Since the introduction of Bitcoin, South Korea has been in the forefront trading it. The country is one of the best-wired societies in the world and enjoys blazing-fast internet speeds. This has played a major role in making South Korea a hotbed of cryptocurrency.
For a long time, South Korea has allowed gambling only under certain specific conditions. This has consequently led to slow growth in the betting sector. However, with the growth of the internet and the introduction of cryptocurrency, gambling has taken a new face in the country. According to slotsjudge.com, Seoul is increasingly becoming a gambling hub where local and international gambling tourism is embraced. There are already 16 foreign-only owned casinos in the country. The number of the casinos is certainly bound to grow based on how digital currency will behave in the coming days.

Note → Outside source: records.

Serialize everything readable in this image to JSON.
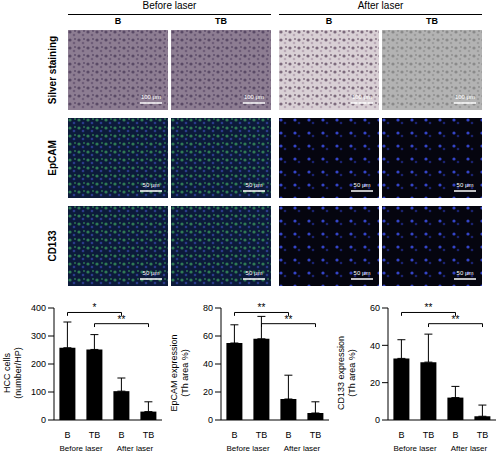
{
  "panels": {
    "groups": [
      "Before laser",
      "After laser"
    ],
    "columns": [
      "B",
      "TB",
      "B",
      "TB"
    ],
    "rows": [
      {
        "label": "Silver staining",
        "scale_bar": "100 μm"
      },
      {
        "label": "EpCAM",
        "scale_bar": "50 μm"
      },
      {
        "label": "CD133",
        "scale_bar": "50 μm"
      }
    ]
  },
  "chart_data": [
    {
      "type": "bar",
      "y_label": [
        "HCC cells",
        "(number/HP)"
      ],
      "categories": [
        "B",
        "TB",
        "B",
        "TB"
      ],
      "groups": [
        "Before laser",
        "After laser"
      ],
      "values": [
        258,
        252,
        103,
        30
      ],
      "errors": [
        92,
        53,
        47,
        35
      ],
      "color": "#000000",
      "ylim": [
        0,
        400
      ],
      "yticks": [
        0,
        100,
        200,
        300,
        400
      ],
      "significance": [
        {
          "from": 0,
          "to": 2,
          "label": "*"
        },
        {
          "from": 1,
          "to": 3,
          "label": "**"
        }
      ]
    },
    {
      "type": "bar",
      "y_label": [
        "EpCAM expression",
        "(Th area %)"
      ],
      "categories": [
        "B",
        "TB",
        "B",
        "TB"
      ],
      "groups": [
        "Before laser",
        "After laser"
      ],
      "values": [
        55,
        58,
        15,
        5
      ],
      "errors": [
        13,
        16,
        17,
        8
      ],
      "color": "#000000",
      "ylim": [
        0,
        80
      ],
      "yticks": [
        0,
        20,
        40,
        60,
        80
      ],
      "significance": [
        {
          "from": 0,
          "to": 2,
          "label": "**"
        },
        {
          "from": 1,
          "to": 3,
          "label": "**"
        }
      ]
    },
    {
      "type": "bar",
      "y_label": [
        "CD133 expression",
        "(Th area %)"
      ],
      "categories": [
        "B",
        "TB",
        "B",
        "TB"
      ],
      "groups": [
        "Before laser",
        "After laser"
      ],
      "values": [
        33,
        31,
        12,
        2
      ],
      "errors": [
        10,
        15,
        6,
        6
      ],
      "color": "#000000",
      "ylim": [
        0,
        60
      ],
      "yticks": [
        0,
        20,
        40,
        60
      ],
      "significance": [
        {
          "from": 0,
          "to": 2,
          "label": "**"
        },
        {
          "from": 1,
          "to": 3,
          "label": "**"
        }
      ]
    }
  ]
}
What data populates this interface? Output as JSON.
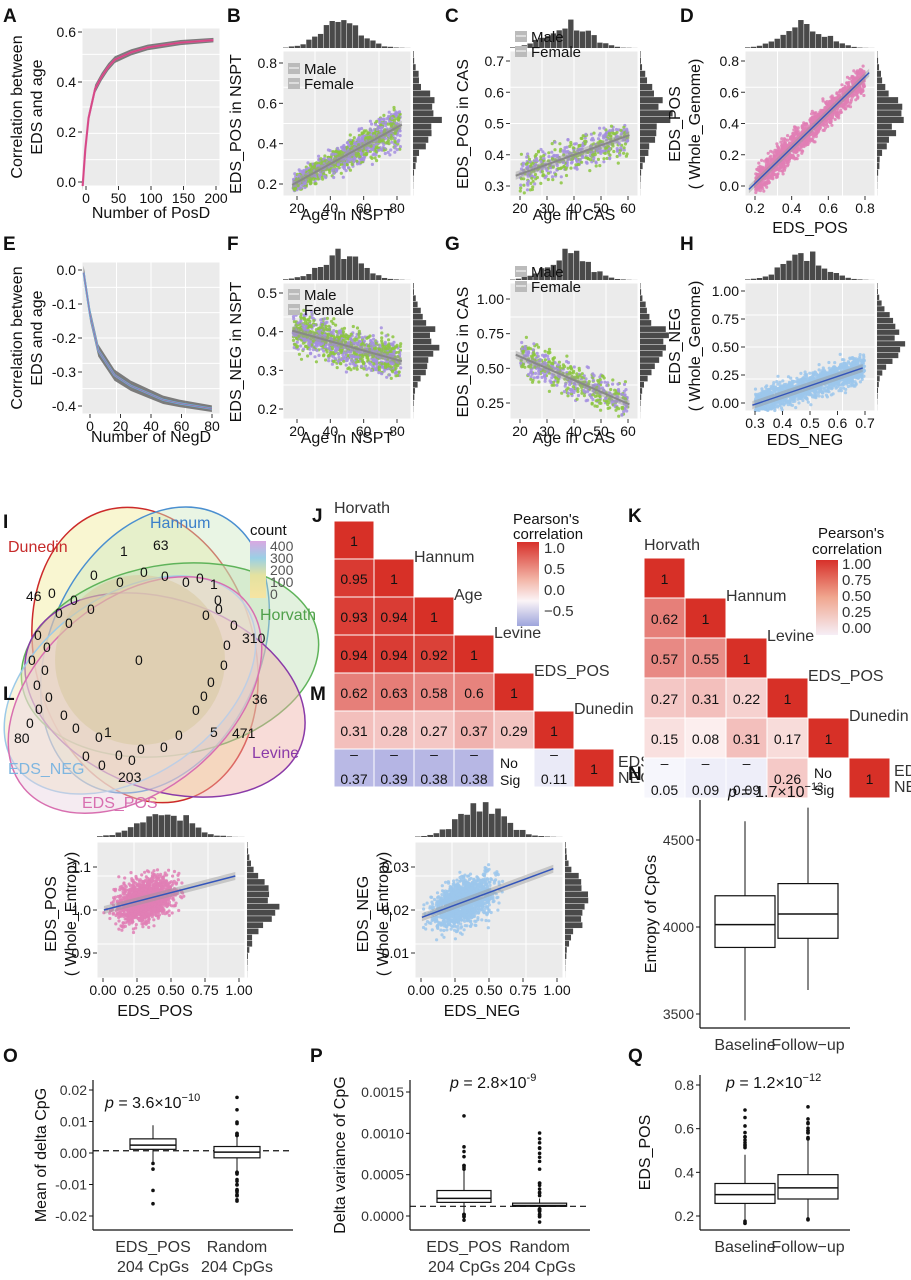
{
  "panels": {
    "A": {
      "letter": "A",
      "ylabel": [
        "Correlation between",
        "EDS and age"
      ],
      "xlabel": "Number of PosD",
      "yticks": [
        "0.0",
        "0.2",
        "0.4",
        "0.6"
      ],
      "xticks": [
        "0",
        "50",
        "100",
        "150",
        "200"
      ]
    },
    "B": {
      "letter": "B",
      "ylabel": "EDS_POS in NSPT",
      "xlabel": "Age in NSPT",
      "yticks": [
        "0.2",
        "0.4",
        "0.6",
        "0.8"
      ],
      "xticks": [
        "20",
        "40",
        "60",
        "80"
      ],
      "legend": [
        "Male",
        "Female"
      ]
    },
    "C": {
      "letter": "C",
      "ylabel": "EDS_POS in CAS",
      "xlabel": "Age in CAS",
      "yticks": [
        "0.3",
        "0.4",
        "0.5",
        "0.6",
        "0.7"
      ],
      "xticks": [
        "20",
        "30",
        "40",
        "50",
        "60"
      ],
      "legend": [
        "Male",
        "Female"
      ]
    },
    "D": {
      "letter": "D",
      "ylabel": [
        "EDS_POS",
        "( Whole_Genome)"
      ],
      "xlabel": "EDS_POS",
      "yticks": [
        "0.0",
        "0.2",
        "0.4",
        "0.6",
        "0.8"
      ],
      "xticks": [
        "0.2",
        "0.4",
        "0.6",
        "0.8"
      ]
    },
    "E": {
      "letter": "E",
      "ylabel": [
        "Correlation between",
        "EDS and age"
      ],
      "xlabel": "Number of NegD",
      "yticks": [
        "0.0",
        "-0.1",
        "-0.2",
        "-0.3",
        "-0.4"
      ],
      "xticks": [
        "0",
        "20",
        "40",
        "60",
        "80"
      ]
    },
    "F": {
      "letter": "F",
      "ylabel": "EDS_NEG in NSPT",
      "xlabel": "Age in NSPT",
      "yticks": [
        "0.2",
        "0.3",
        "0.4",
        "0.5"
      ],
      "xticks": [
        "20",
        "40",
        "60",
        "80"
      ],
      "legend": [
        "Male",
        "Female"
      ]
    },
    "G": {
      "letter": "G",
      "ylabel": "EDS_NEG in CAS",
      "xlabel": "Age in CAS",
      "yticks": [
        "0.25",
        "0.50",
        "0.75",
        "1.00"
      ],
      "xticks": [
        "20",
        "30",
        "40",
        "50",
        "60"
      ],
      "legend": [
        "Male",
        "Female"
      ]
    },
    "H": {
      "letter": "H",
      "ylabel": [
        "EDS_NEG",
        "( Whole_Genome)"
      ],
      "xlabel": "EDS_NEG",
      "yticks": [
        "0.00",
        "0.25",
        "0.50",
        "0.75",
        "1.00"
      ],
      "xticks": [
        "0.3",
        "0.4",
        "0.5",
        "0.6",
        "0.7"
      ]
    },
    "I": {
      "letter": "I",
      "legend_title": "count",
      "legend_ticks": [
        "400",
        "300",
        "200",
        "100",
        "0"
      ],
      "sets": [
        "Hannum",
        "Dunedin",
        "Horvath",
        "Levine",
        "EDS_NEG",
        "EDS_POS"
      ],
      "counts": [
        "63",
        "46",
        "310",
        "471",
        "80",
        "203",
        "0",
        "1",
        "0",
        "0",
        "0",
        "0",
        "0",
        "1",
        "0",
        "0",
        "0",
        "0",
        "0",
        "0",
        "0",
        "0",
        "0",
        "0",
        "0",
        "0",
        "0",
        "0",
        "0",
        "0",
        "0",
        "5",
        "36",
        "0",
        "0",
        "0",
        "0",
        "0",
        "0",
        "0",
        "0",
        "0",
        "0",
        "0",
        "1",
        "0",
        "0",
        "0",
        "0",
        "0"
      ]
    },
    "J": {
      "letter": "J",
      "legend_title": [
        "Pearson's",
        "correlation"
      ],
      "legend_ticks": [
        "1.0",
        "0.5",
        "0.0",
        "−0.5"
      ],
      "labels": [
        "Horvath",
        "Hannum",
        "Age",
        "Levine",
        "EDS_POS",
        "Dunedin",
        "EDS_\nNEG"
      ]
    },
    "K": {
      "letter": "K",
      "legend_title": [
        "Pearson's",
        "correlation"
      ],
      "legend_ticks": [
        "1.00",
        "0.75",
        "0.50",
        "0.25",
        "0.00"
      ],
      "labels": [
        "Horvath",
        "Hannum",
        "Levine",
        "EDS_POS",
        "Dunedin",
        "EDS_\nNEG"
      ]
    },
    "L": {
      "letter": "L",
      "ylabel": [
        "EDS_POS",
        "( Whole_Entropy)"
      ],
      "xlabel": "EDS_POS",
      "yticks": [
        "0.9",
        "1.0",
        "1.1"
      ],
      "xticks": [
        "0.00",
        "0.25",
        "0.50",
        "0.75",
        "1.00"
      ]
    },
    "M": {
      "letter": "M",
      "ylabel": [
        "EDS_NEG",
        "( Whole_Entropy)"
      ],
      "xlabel": "EDS_NEG",
      "yticks": [
        "0.01",
        "0.02",
        "0.03"
      ],
      "xticks": [
        "0.00",
        "0.25",
        "0.50",
        "0.75",
        "1.00"
      ]
    },
    "N": {
      "letter": "N",
      "ylabel": "Entropy of CpGs",
      "pvalue": "p = 1.7×10",
      "pexp": "−13",
      "yticks": [
        "3500",
        "4000",
        "4500"
      ],
      "categories": [
        "Baseline",
        "Follow−up"
      ]
    },
    "O": {
      "letter": "O",
      "ylabel": "Mean of delta CpG",
      "pvalue": "p = 3.6×10",
      "pexp": "−10",
      "yticks": [
        "0.02",
        "0.01",
        "0.00",
        "-0.01",
        "-0.02"
      ],
      "categories": [
        "EDS_POS",
        "Random"
      ],
      "sub": [
        "204 CpGs",
        "204 CpGs"
      ]
    },
    "P": {
      "letter": "P",
      "ylabel": "Delta variance of CpG",
      "pvalue": "p = 2.8×10",
      "pexp": "-9",
      "yticks": [
        "0.0015",
        "0.0010",
        "0.0005",
        "0.0000"
      ],
      "categories": [
        "EDS_POS",
        "Random"
      ],
      "sub": [
        "204 CpGs",
        "204 CpGs"
      ]
    },
    "Q": {
      "letter": "Q",
      "ylabel": "EDS_POS",
      "pvalue": "p = 1.2×10",
      "pexp": "−12",
      "yticks": [
        "0.8",
        "0.6",
        "0.4",
        "0.2"
      ],
      "categories": [
        "Baseline",
        "Follow−up"
      ]
    }
  },
  "chart_data": [
    {
      "panel": "A",
      "type": "line",
      "x": [
        1,
        5,
        10,
        20,
        30,
        40,
        50,
        75,
        100,
        150,
        200
      ],
      "y": [
        0.0,
        0.15,
        0.28,
        0.4,
        0.45,
        0.49,
        0.52,
        0.55,
        0.57,
        0.59,
        0.6
      ],
      "ylim": [
        0,
        0.65
      ],
      "xlim": [
        0,
        210
      ],
      "color": "#d6549a"
    },
    {
      "panel": "B",
      "type": "scatter",
      "regression": {
        "x": [
          20,
          80
        ],
        "y": [
          0.25,
          0.52
        ]
      },
      "xlim": [
        15,
        85
      ],
      "ylim": [
        0.2,
        0.85
      ],
      "series": [
        {
          "name": "Male",
          "color": "#a58fe0"
        },
        {
          "name": "Female",
          "color": "#8cc63f"
        }
      ]
    },
    {
      "panel": "C",
      "type": "scatter",
      "regression": {
        "x": [
          22,
          62
        ],
        "y": [
          0.32,
          0.46
        ]
      },
      "xlim": [
        20,
        65
      ],
      "ylim": [
        0.25,
        0.75
      ],
      "series": [
        {
          "name": "Male",
          "color": "#a58fe0"
        },
        {
          "name": "Female",
          "color": "#8cc63f"
        }
      ]
    },
    {
      "panel": "D",
      "type": "scatter",
      "regression": {
        "x": [
          0.2,
          0.82
        ],
        "y": [
          0.02,
          0.72
        ]
      },
      "xlim": [
        0.18,
        0.85
      ],
      "ylim": [
        -0.02,
        0.85
      ],
      "color": "#e17fb5"
    },
    {
      "panel": "E",
      "type": "line",
      "x": [
        1,
        5,
        10,
        20,
        30,
        40,
        50,
        60,
        80
      ],
      "y": [
        0.0,
        -0.12,
        -0.22,
        -0.29,
        -0.32,
        -0.34,
        -0.36,
        -0.37,
        -0.385
      ],
      "ylim": [
        -0.4,
        0.03
      ],
      "xlim": [
        0,
        85
      ],
      "color": "#6aaee0"
    },
    {
      "panel": "F",
      "type": "scatter",
      "regression": {
        "x": [
          20,
          80
        ],
        "y": [
          0.44,
          0.35
        ]
      },
      "xlim": [
        15,
        85
      ],
      "ylim": [
        0.18,
        0.58
      ],
      "series": [
        {
          "name": "Male",
          "color": "#a58fe0"
        },
        {
          "name": "Female",
          "color": "#8cc63f"
        }
      ]
    },
    {
      "panel": "G",
      "type": "scatter",
      "regression": {
        "x": [
          22,
          62
        ],
        "y": [
          0.56,
          0.22
        ]
      },
      "xlim": [
        20,
        65
      ],
      "ylim": [
        0.12,
        1.05
      ],
      "series": [
        {
          "name": "Male",
          "color": "#a58fe0"
        },
        {
          "name": "Female",
          "color": "#8cc63f"
        }
      ]
    },
    {
      "panel": "H",
      "type": "scatter",
      "regression": {
        "x": [
          0.25,
          0.7
        ],
        "y": [
          0.0,
          0.32
        ]
      },
      "xlim": [
        0.22,
        0.75
      ],
      "ylim": [
        -0.05,
        1.05
      ],
      "color": "#9cc7ec"
    },
    {
      "panel": "J",
      "type": "heatmap",
      "rows": [
        "Horvath",
        "Hannum",
        "Age",
        "Levine",
        "EDS_POS",
        "Dunedin",
        "EDS_NEG"
      ],
      "values": [
        [
          1
        ],
        [
          0.95,
          1
        ],
        [
          0.93,
          0.94,
          1
        ],
        [
          0.94,
          0.94,
          0.92,
          1
        ],
        [
          0.62,
          0.63,
          0.58,
          0.6,
          1
        ],
        [
          0.31,
          0.28,
          0.27,
          0.37,
          0.29,
          1
        ],
        [
          -0.37,
          -0.39,
          -0.38,
          -0.38,
          "No Sig",
          -0.11,
          1
        ]
      ]
    },
    {
      "panel": "K",
      "type": "heatmap",
      "rows": [
        "Horvath",
        "Hannum",
        "Levine",
        "EDS_POS",
        "Dunedin",
        "EDS_NEG"
      ],
      "values": [
        [
          1
        ],
        [
          0.62,
          1
        ],
        [
          0.57,
          0.55,
          1
        ],
        [
          0.27,
          0.31,
          0.22,
          1
        ],
        [
          0.15,
          0.08,
          0.31,
          0.17,
          1
        ],
        [
          -0.05,
          -0.09,
          -0.09,
          0.26,
          "No Sig",
          1
        ]
      ]
    },
    {
      "panel": "L",
      "type": "scatter",
      "regression": {
        "x": [
          0.0,
          0.95
        ],
        "y": [
          1.0,
          1.075
        ]
      },
      "xlim": [
        -0.05,
        1.02
      ],
      "ylim": [
        0.85,
        1.15
      ],
      "color": "#e17fb5"
    },
    {
      "panel": "M",
      "type": "scatter",
      "regression": {
        "x": [
          0.0,
          0.95
        ],
        "y": [
          0.0205,
          0.0305
        ]
      },
      "xlim": [
        -0.05,
        1.02
      ],
      "ylim": [
        0.008,
        0.036
      ],
      "color": "#9cc7ec"
    },
    {
      "panel": "N",
      "type": "box",
      "categories": [
        "Baseline",
        "Follow−up"
      ],
      "boxes": [
        {
          "min": 3450,
          "q1": 3930,
          "median": 4080,
          "q3": 4270,
          "max": 4760
        },
        {
          "min": 3650,
          "q1": 3990,
          "median": 4150,
          "q3": 4350,
          "max": 4850
        }
      ],
      "ylim": [
        3400,
        4900
      ]
    },
    {
      "panel": "O",
      "type": "box",
      "categories": [
        "EDS_POS 204 CpGs",
        "Random 204 CpGs"
      ],
      "boxes": [
        {
          "min": -0.004,
          "q1": 0.0005,
          "median": 0.002,
          "q3": 0.0042,
          "max": 0.009
        },
        {
          "min": -0.007,
          "q1": -0.0025,
          "median": -0.0005,
          "q3": 0.0015,
          "max": 0.005
        }
      ],
      "ylim": [
        -0.028,
        0.025
      ]
    },
    {
      "panel": "P",
      "type": "box",
      "categories": [
        "EDS_POS 204 CpGs",
        "Random 204 CpGs"
      ],
      "boxes": [
        {
          "min": -0.0001,
          "q1": 5e-05,
          "median": 0.0001,
          "q3": 0.0002,
          "max": 0.00045
        },
        {
          "min": -3e-05,
          "q1": 0.0,
          "median": 1e-05,
          "q3": 4e-05,
          "max": 0.0001
        }
      ],
      "ylim": [
        -0.0003,
        0.0016
      ]
    },
    {
      "panel": "Q",
      "type": "box",
      "categories": [
        "Baseline",
        "Follow−up"
      ],
      "boxes": [
        {
          "min": 0.22,
          "q1": 0.3,
          "median": 0.34,
          "q3": 0.39,
          "max": 0.52
        },
        {
          "min": 0.23,
          "q1": 0.32,
          "median": 0.37,
          "q3": 0.43,
          "max": 0.59
        }
      ],
      "ylim": [
        0.18,
        0.88
      ]
    }
  ]
}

South Korea’s share of the crypto market
South Korea has one of the largest Bitcoin markets, only behind Japan and the U.S. It accounts for more than 33% of Ethereum market share. It has the largest exchange market for Ether. Bithumb and Coinone are digital currency exchanges located in the country and which rank among the top 15 globally. Overall, South Korea accounts for at least 20% of global cryptocurrency trading.
The FSC announcement
Since the gambling ban was lifted a few years ago, Netent slots have become popular in the few online casinos in Korea. This can be likened to cryptocurrency which has grown rapidly in the past months. However, for cryptos, there has been negative or rather sobering announcements in the past few months. In September, the Financial Services Commission (FSC) ordered a ban on ICOs. According to the government, “cryptocurrencies are neither money nor currency nor financial products”. In a written statement, the government reiterated its earlier stance that it does not guarantee the proper value of virtual currencies.
On 28th December, after FSC directed that there would be no more ICOs (initial coin offers), Bitcoin price fell sharply to a low of $13,611. According to CoinDesk, which tracks Bitcoin’s price index from four exchanges, the drop represented a fall of 11% on that day. On Friday the 29th, the price fell further to $10,400 even though there was no immediate explanation as to the new decline.
FSC stated that the new ICO rules would take effect in January 2018. The detailed statement said that all exchanges were prohibited from issuing any new trading accounts for cryptos. If an exchange disregards this directive, the government has the power to either stop trading or shut down the exchange altogether. The government further directed that crypto trading will no longer be done anonymously. Users must now use their real names while trading.
The way ahead for crypto market in South Korea
South Korea imitates China’s move to ban ICOs. The only difference is that in China, exchanges were ordered to refund the money collected during the ICOs. There are several reasons why the government of South Korea may be taking the move to reign in cryptocurrencies. In a statement, the government warned that cryptocurrencies could be vulnerable to the damage from investment fraud or hacking attacks on exchanges. According to the Prime Minister Lee Nak-Yeon, these could lead to serious distorted or pathological phenomenon.
As evidence, Youbit, a South Korean exchange filed for bankruptcy earlier December after losing a total of $107 in two instances to hackers. Fingers are pointing to North Korea after increased cases of hacking. The final effect of the South Korean government’s move and future developments in the cryptocurrency market will determine how strong the global market will be in future.